Datapages, Inc.Print this page

Mallarino, Gianni1, André W. Droxler1, Laurent Labeyrie2, R.T. (Rick) Beaubouef3, Vitor Abreu4, Yvon Balut5 
(1) Rice University, Houston, TX 
(2) Laboratoire des Sciences du Climat et de l' Environnement Laboratoire mixte CNRS-CEA, Gif sur Yvette, France 
(3) ExxonMobil Exploration Co, Houston, TX 
(4) ExxonMobil Upstream Research Company, Houston, TX
(5) IFREMER Centre de Brest, Brest, France

ABSTRACT: Nature and Timing of a Mini-Basin Infill During the Last Glacial/Interglacial Sea-Level Cycle (Northwestern Slope of the Gulf of Mexico)

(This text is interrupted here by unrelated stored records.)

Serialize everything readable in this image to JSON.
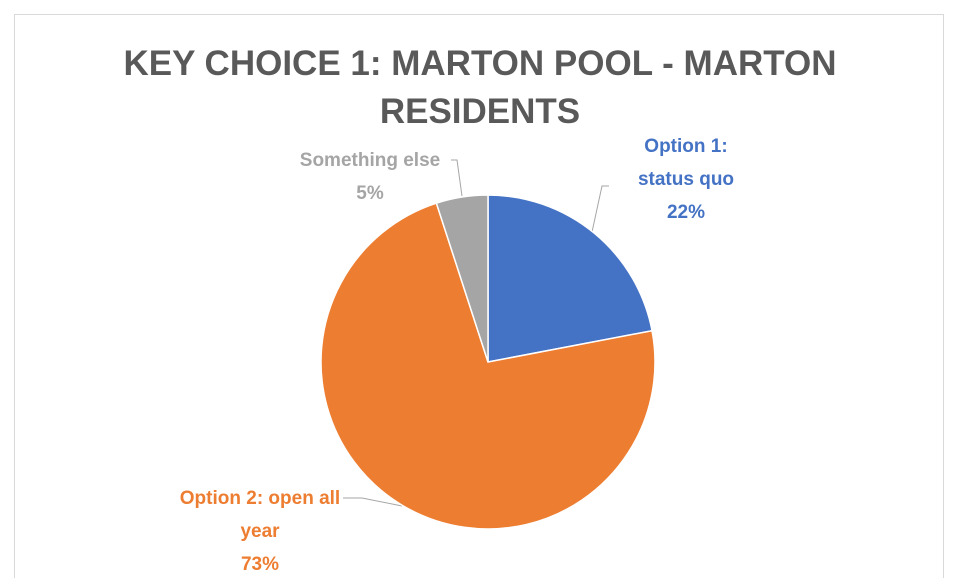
{
  "chart_data": {
    "type": "pie",
    "title": "KEY CHOICE 1: MARTON POOL - MARTON RESIDENTS",
    "categories": [
      "Option 1: status quo",
      "Option 2: open all year",
      "Something else"
    ],
    "values": [
      22,
      73,
      5
    ],
    "value_labels": [
      "22%",
      "73%",
      "5%"
    ],
    "colors": [
      "#4472c4",
      "#ed7d31",
      "#a5a5a5"
    ]
  }
}
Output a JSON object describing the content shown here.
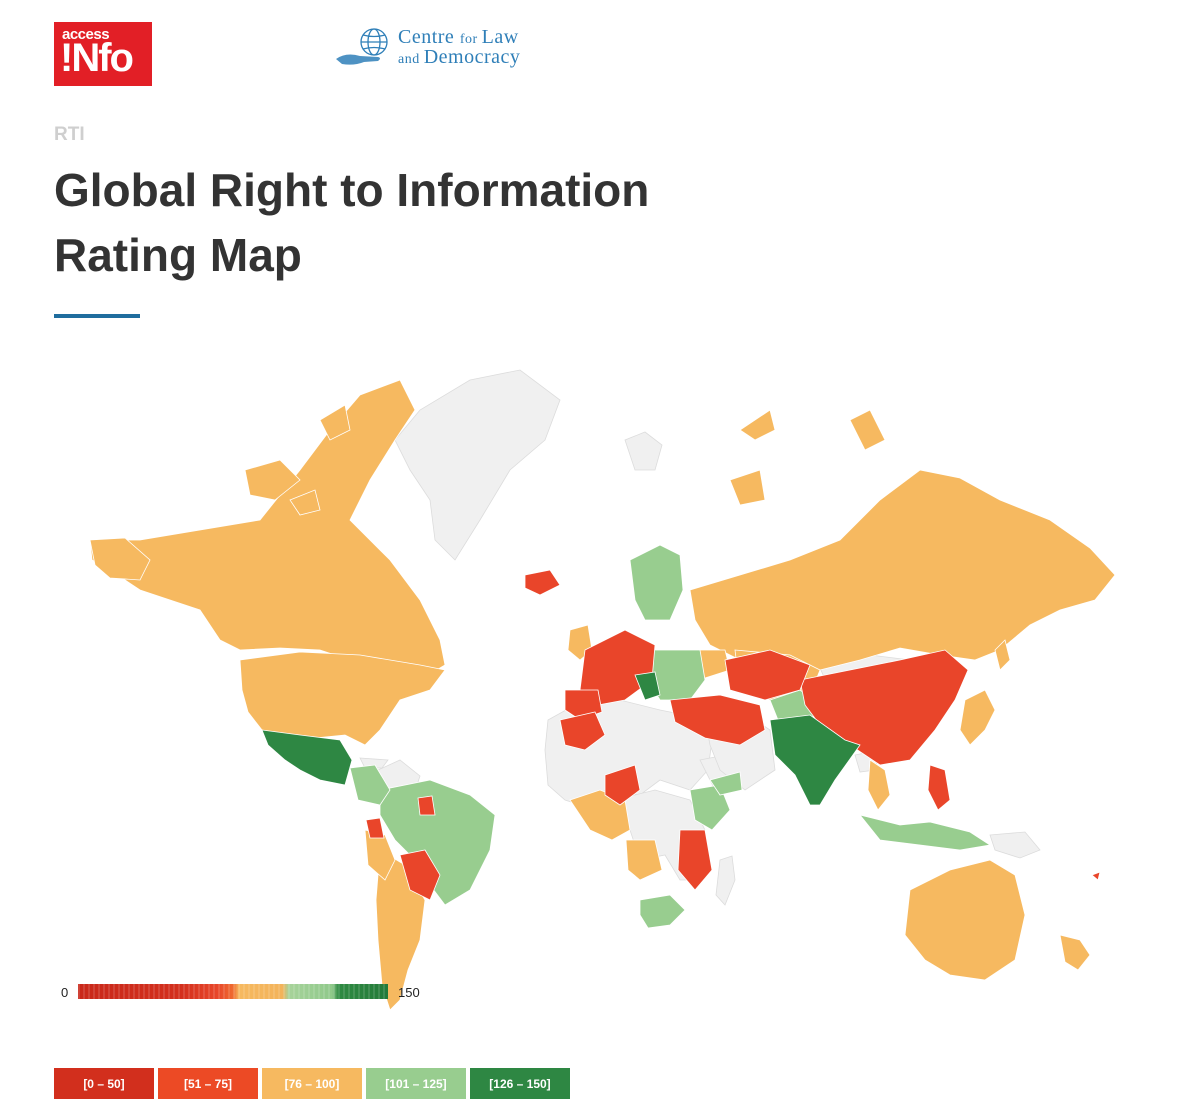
{
  "header": {
    "access_info_logo": {
      "small_text": "access",
      "big_text": "!Nfo",
      "color": "#e21f26"
    },
    "cld_logo": {
      "line1_a": "Centre ",
      "line1_b": "for ",
      "line1_c": "Law",
      "line2_a": "and ",
      "line2_b": "Democracy",
      "color": "#2f7fb8"
    }
  },
  "kicker": "RTI",
  "title": "Global Right to Information Rating Map",
  "accent_color": "#1f6d9e",
  "map": {
    "colors": {
      "no_data": "#f0f0f0",
      "range_0_50": "#d22f1d",
      "range_51_75": "#e9452a",
      "range_76_100": "#f6b960",
      "range_101_125": "#98cd8f",
      "range_126_150": "#2e8743"
    }
  },
  "scale": {
    "min": "0",
    "max": "150"
  },
  "legend": [
    {
      "label": "[0 – 50]",
      "color": "#d22f1d"
    },
    {
      "label": "[51 – 75]",
      "color": "#ec4a25"
    },
    {
      "label": "[76 – 100]",
      "color": "#f6b960"
    },
    {
      "label": "[101 – 125]",
      "color": "#98cd8f"
    },
    {
      "label": "[126 – 150]",
      "color": "#2e8743"
    }
  ]
}
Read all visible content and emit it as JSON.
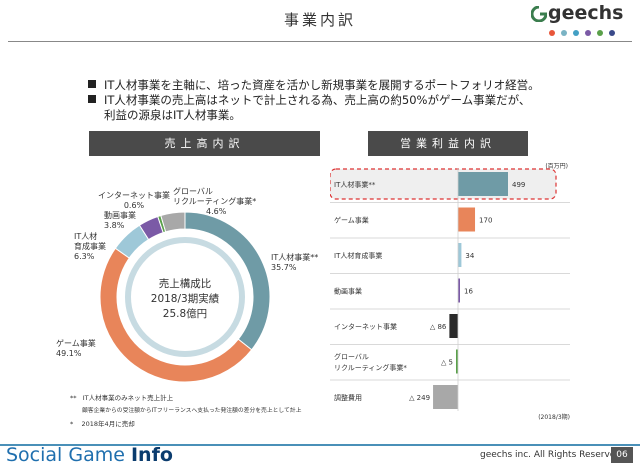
{
  "header": {
    "title": "事業内訳",
    "logo": "geechs",
    "dot_colors": [
      "#e8563a",
      "#7ab3c4",
      "#43a0c4",
      "#7b5aa6",
      "#5aa04a",
      "#3a4a8a"
    ]
  },
  "bullets": [
    "IT人材事業を主軸に、培った資産を活かし新規事業を展開するポートフォリオ経営。",
    "IT人材事業の売上高はネットで計上される為、売上高の約50%がゲーム事業だが、",
    "利益の源泉はIT人材事業。"
  ],
  "left_header": "売上高内訳",
  "right_header": "営業利益内訳",
  "donut_center": [
    "売上構成比",
    "2018/3期実績",
    "25.8億円"
  ],
  "footnotes": [
    {
      "mark": "**",
      "text": "IT人材事業のみネット売上計上"
    },
    {
      "mark": "",
      "text": "顧客企業からの受注額からITフリーランスへ支払った発注額の差分を売上として計上"
    },
    {
      "mark": "*",
      "text": "2018年4月に売却"
    }
  ],
  "unit_label": "(百万円)",
  "period_label": "(2018/3期)",
  "footer": {
    "brand_a": "Social Game ",
    "brand_b": "Info",
    "copyright": "geechs inc. All Rights Reserved.",
    "page": "06"
  },
  "chart_data": [
    {
      "type": "pie",
      "title": "売上高内訳",
      "series": [
        {
          "label": "IT人材事業**",
          "value": 35.7,
          "value_text": "35.7%",
          "color": "#6f9ba6"
        },
        {
          "label": "ゲーム事業",
          "value": 49.1,
          "value_text": "49.1%",
          "color": "#e8855a"
        },
        {
          "label": "IT人材育成事業",
          "value": 6.3,
          "value_text": "6.3%",
          "color": "#9ec8d8"
        },
        {
          "label": "動画事業",
          "value": 3.8,
          "value_text": "3.8%",
          "color": "#7b5aa6"
        },
        {
          "label": "インターネット事業",
          "value": 0.6,
          "value_text": "0.6%",
          "color": "#5aa04a"
        },
        {
          "label": "グローバルリクルーティング事業*",
          "value": 4.6,
          "value_text": "4.6%",
          "color": "#a8a8a8"
        }
      ]
    },
    {
      "type": "bar",
      "title": "営業利益内訳",
      "orientation": "horizontal",
      "unit": "百万円",
      "categories": [
        "IT人材事業**",
        "ゲーム事業",
        "IT人材育成事業",
        "動画事業",
        "インターネット事業",
        "グローバルリクルーティング事業*",
        "調整費用"
      ],
      "values": [
        499,
        170,
        34,
        16,
        -86,
        -5,
        -249
      ],
      "value_labels": [
        "499",
        "170",
        "34",
        "16",
        "△ 86",
        "△ 5",
        "△ 249"
      ],
      "colors": [
        "#6f9ba6",
        "#e8855a",
        "#9ec8d8",
        "#7b5aa6",
        "#2a2a2a",
        "#5aa04a",
        "#a8a8a8"
      ],
      "highlight": "IT人材事業**"
    }
  ]
}
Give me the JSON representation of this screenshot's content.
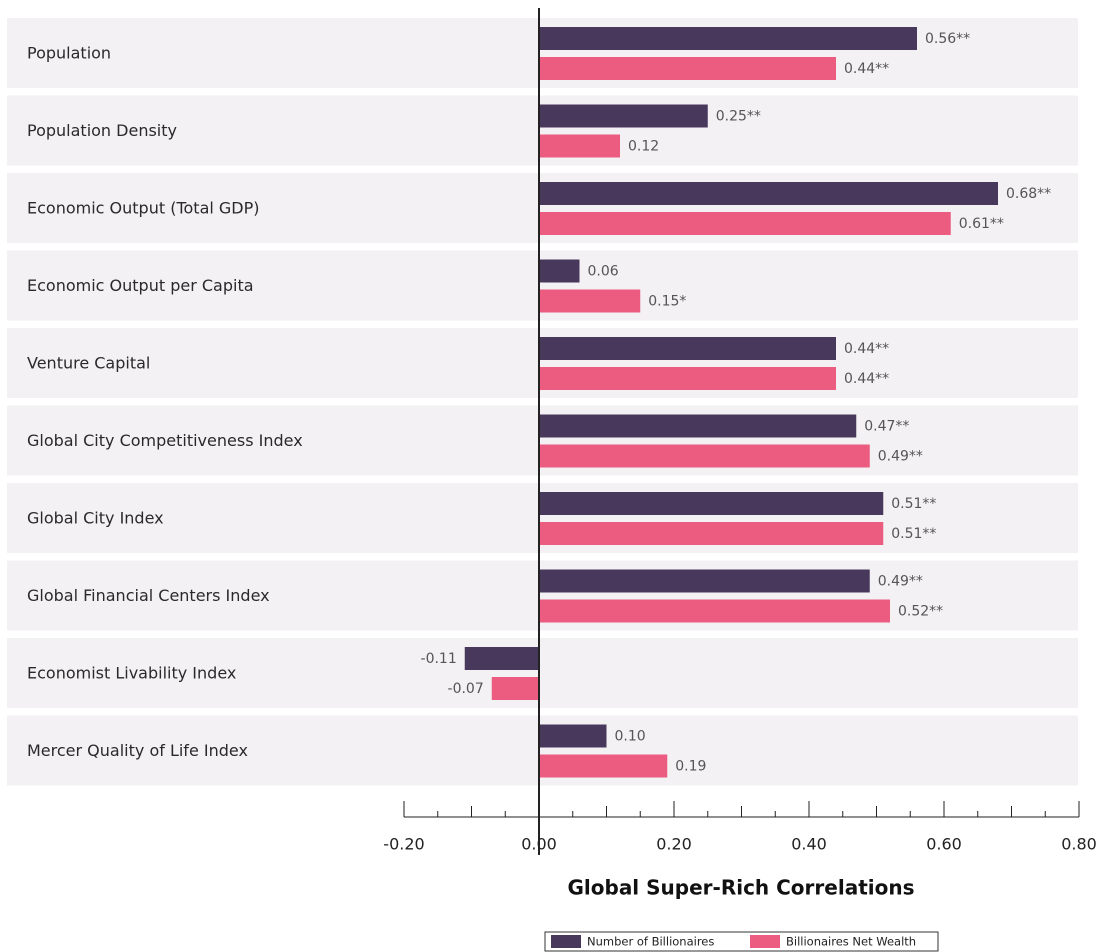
{
  "chart_data": {
    "type": "bar",
    "orientation": "horizontal",
    "title": "Global Super-Rich Correlations",
    "categories": [
      "Population",
      "Population Density",
      "Economic Output (Total GDP)",
      "Economic Output per Capita",
      "Venture Capital",
      "Global City Competitiveness Index",
      "Global City Index",
      "Global Financial Centers Index",
      "Economist Livability Index",
      "Mercer Quality of Life Index"
    ],
    "series": [
      {
        "name": "Number of Billionaires",
        "color": "#48395c",
        "values": [
          0.56,
          0.25,
          0.68,
          0.06,
          0.44,
          0.47,
          0.51,
          0.49,
          -0.11,
          0.1
        ],
        "value_labels": [
          "0.56**",
          "0.25**",
          "0.68**",
          "0.06",
          "0.44**",
          "0.47**",
          "0.51**",
          "0.49**",
          "-0.11",
          "0.10"
        ]
      },
      {
        "name": "Billionaires Net Wealth",
        "color": "#ec5b80",
        "values": [
          0.44,
          0.12,
          0.61,
          0.15,
          0.44,
          0.49,
          0.51,
          0.52,
          -0.07,
          0.19
        ],
        "value_labels": [
          "0.44**",
          "0.12",
          "0.61**",
          "0.15*",
          "0.44**",
          "0.49**",
          "0.51**",
          "0.52**",
          "-0.07",
          "0.19"
        ]
      }
    ],
    "xlim": [
      -0.2,
      0.8
    ],
    "xticks": [
      {
        "value": -0.2,
        "label": "-0.20"
      },
      {
        "value": 0,
        "label": "0.00"
      },
      {
        "value": 0.2,
        "label": "0.20"
      },
      {
        "value": 0.4,
        "label": "0.40"
      },
      {
        "value": 0.6,
        "label": "0.60"
      },
      {
        "value": 0.8,
        "label": "0.80"
      }
    ],
    "xminorticks": [
      -0.15,
      -0.1,
      -0.05,
      0.05,
      0.1,
      0.15,
      0.25,
      0.3,
      0.35,
      0.45,
      0.5,
      0.55,
      0.65,
      0.7,
      0.75
    ],
    "legend": "bottom"
  }
}
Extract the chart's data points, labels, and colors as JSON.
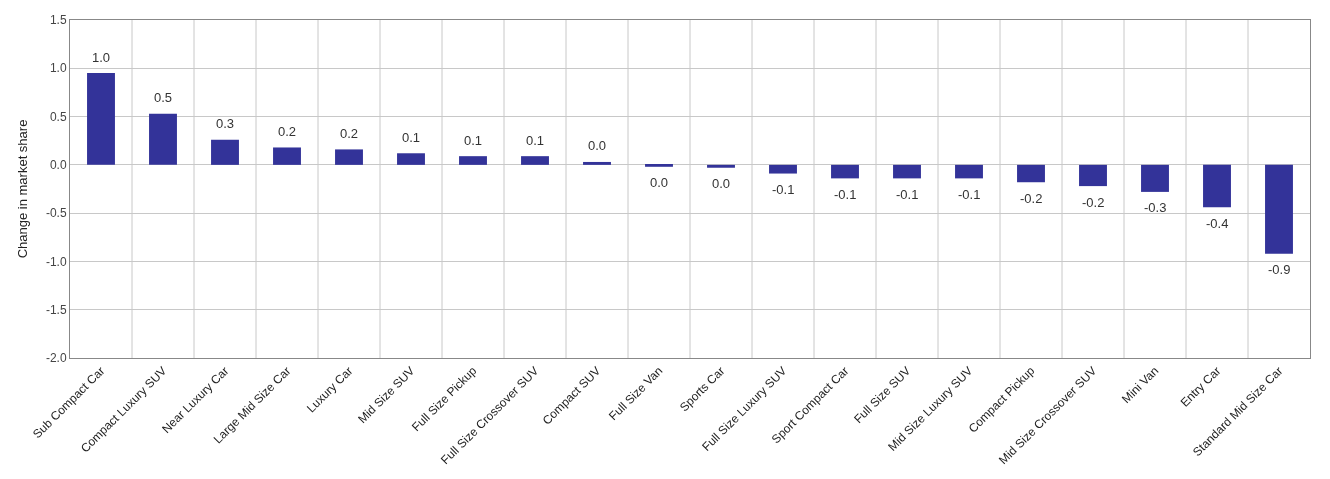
{
  "chart_data": {
    "type": "bar",
    "ylabel": "Change in market share",
    "categories": [
      "Sub Compact Car",
      "Compact Luxury SUV",
      "Near Luxury Car",
      "Large Mid Size Car",
      "Luxury Car",
      "Mid Size SUV",
      "Full Size Pickup",
      "Full Size Crossover SUV",
      "Compact SUV",
      "Full Size Van",
      "Sports Car",
      "Full Size Luxury SUV",
      "Sport Compact Car",
      "Full Size SUV",
      "Mid Size Luxury SUV",
      "Compact Pickup",
      "Mid Size Crossover SUV",
      "Mini Van",
      "Entry Car",
      "Standard Mid Size Car"
    ],
    "values": [
      0.95,
      0.53,
      0.26,
      0.18,
      0.16,
      0.12,
      0.09,
      0.09,
      0.03,
      -0.02,
      -0.03,
      -0.09,
      -0.14,
      -0.14,
      -0.14,
      -0.18,
      -0.22,
      -0.28,
      -0.44,
      -0.92
    ],
    "value_labels": [
      "1.0",
      "0.5",
      "0.3",
      "0.2",
      "0.2",
      "0.1",
      "0.1",
      "0.1",
      "0.0",
      "0.0",
      "0.0",
      "-0.1",
      "-0.1",
      "-0.1",
      "-0.1",
      "-0.2",
      "-0.2",
      "-0.3",
      "-0.4",
      "-0.9"
    ],
    "color": "#333399",
    "ylim": [
      -2.0,
      1.5
    ],
    "yticks": [
      {
        "value": 1.5,
        "label": "1.5"
      },
      {
        "value": 1.0,
        "label": "1.0"
      },
      {
        "value": 0.5,
        "label": "0.5"
      },
      {
        "value": 0.0,
        "label": "0.0"
      },
      {
        "value": -0.5,
        "label": "-0.5"
      },
      {
        "value": -1.0,
        "label": "-1.0"
      },
      {
        "value": -1.5,
        "label": "-1.5"
      },
      {
        "value": -2.0,
        "label": "-2.0"
      }
    ],
    "grid": true
  }
}
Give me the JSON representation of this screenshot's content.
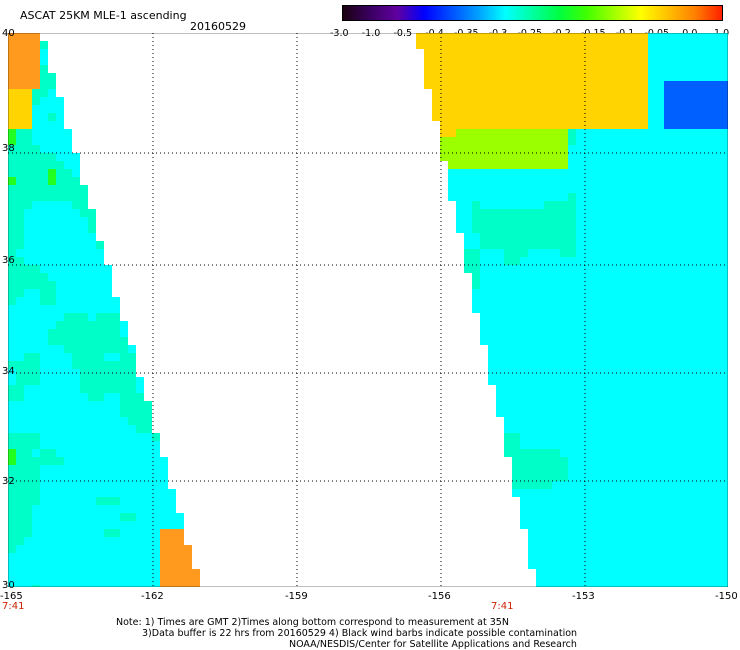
{
  "header": {
    "title": "ASCAT 25KM MLE-1 ascending",
    "date": "20160529"
  },
  "colorbar": {
    "tick_labels": [
      "-3.0",
      "-1.0",
      "-0.5",
      "-0.4",
      "-0.35",
      "-0.3",
      "-0.25",
      "-0.2",
      "-0.15",
      "-0.1",
      "-0.05",
      "0.0",
      "1.0"
    ],
    "colors": [
      "#1a0010",
      "#3a0060",
      "#6000a0",
      "#0000ff",
      "#0050ff",
      "#00a0ff",
      "#00ffff",
      "#00ffa0",
      "#00ff40",
      "#40ff00",
      "#a0ff00",
      "#ffff00",
      "#ffc000",
      "#ff8000",
      "#ff2000"
    ]
  },
  "map": {
    "y_ticks": [
      "40",
      "38",
      "36",
      "34",
      "32",
      "30"
    ],
    "x_ticks": [
      "-165",
      "-162",
      "-159",
      "-156",
      "-153",
      "-150"
    ],
    "lat_range": [
      30,
      40
    ],
    "lon_range": [
      -165,
      -150
    ],
    "swath_times": [
      "7:41",
      "7:41"
    ],
    "palette": {
      "orange": "#ff9a1e",
      "yellow": "#ffd400",
      "lime": "#9cff00",
      "green": "#22ff20",
      "aqua": "#00ffc8",
      "cyan": "#00ffff",
      "blue": "#0060ff",
      "purple": "#6000c0"
    }
  },
  "notes": {
    "line1": "Note: 1) Times are GMT 2)Times along bottom correspond to measurement at 35N",
    "line2": "3)Data buffer is 22 hrs from 20160529 4) Black wind barbs indicate possible contamination",
    "line3": "NOAA/NESDIS/Center for Satellite Applications and Research"
  }
}
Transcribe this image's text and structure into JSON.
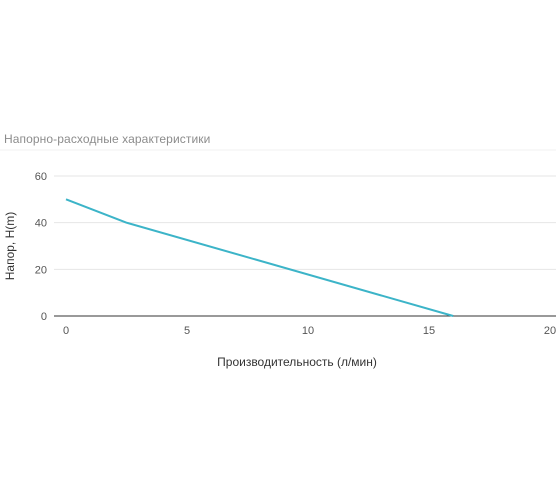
{
  "chart_data": {
    "type": "line",
    "title": "Напорно-расходные характеристики",
    "xlabel": "Производительность (л/мин)",
    "ylabel": "Напор, H(m)",
    "xlim": [
      0,
      20
    ],
    "ylim": [
      0,
      60
    ],
    "x_ticks": [
      0,
      5,
      10,
      15,
      20
    ],
    "y_ticks": [
      0,
      20,
      40,
      60
    ],
    "grid": true,
    "legend": "none",
    "series": [
      {
        "color": "#3cb4c8",
        "x": [
          0,
          2.5,
          16
        ],
        "y": [
          50,
          40,
          0
        ]
      }
    ]
  }
}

This study integrates multi-beam bathymetry, digital 3.5 kHz profiling, and fourteen giant piston cores collected in Basin IV of the Brazos-Trinity intra-slope system. The main objective of this study is to better constrain the nature and timing of basin filling based upon planktic foraminifer stratigraphy associated with the last glacial/interglacial cycle. 
Four main seismic and lithologic units were recognized, named 4 to 1 from the deepest to the shallowest and corresponding to the Hemipelagics, MTC, DLC, and DC units of Beaubouef and Friedman (2000), respectively. Unit 4, constant in thickness, consists of gray clay with up to 3 cm-thick sand layer intercalations. The sand layers, bundled into two distinct intervals, are estimated to be Marine Isotope Stage (MIS) 5b and 4 in age. Unit 3 is made of a homogeneous blackish clay wedge shaped package, up to 10 m-thick related to slumping at the edge of the basin. Unit 3`s age is younger than MIS 4 and could spans from MIS 3 to the beginning of MIS 2. Unit 2 is comprised of layers of quartz-rich sand up to 11 m-thick separated by grey clay. This unit, the "Upper Fan" of Beaubouef et al. (2003), was deposited during MIS-2. Unit 1 consists of 1-3 m thick layer of grey-brownish clay; it is MIS-1 in age and related to the abandonment of the system. 
It is clear that the sand units were deposited during lowstands of sea-level. The largest volume of sand was delivered during the last glacial maximum.


AAPG Search and Discovery Article #90026©2004 AAPG Annual Meeting, Dallas, Texas, April 18-21, 2004.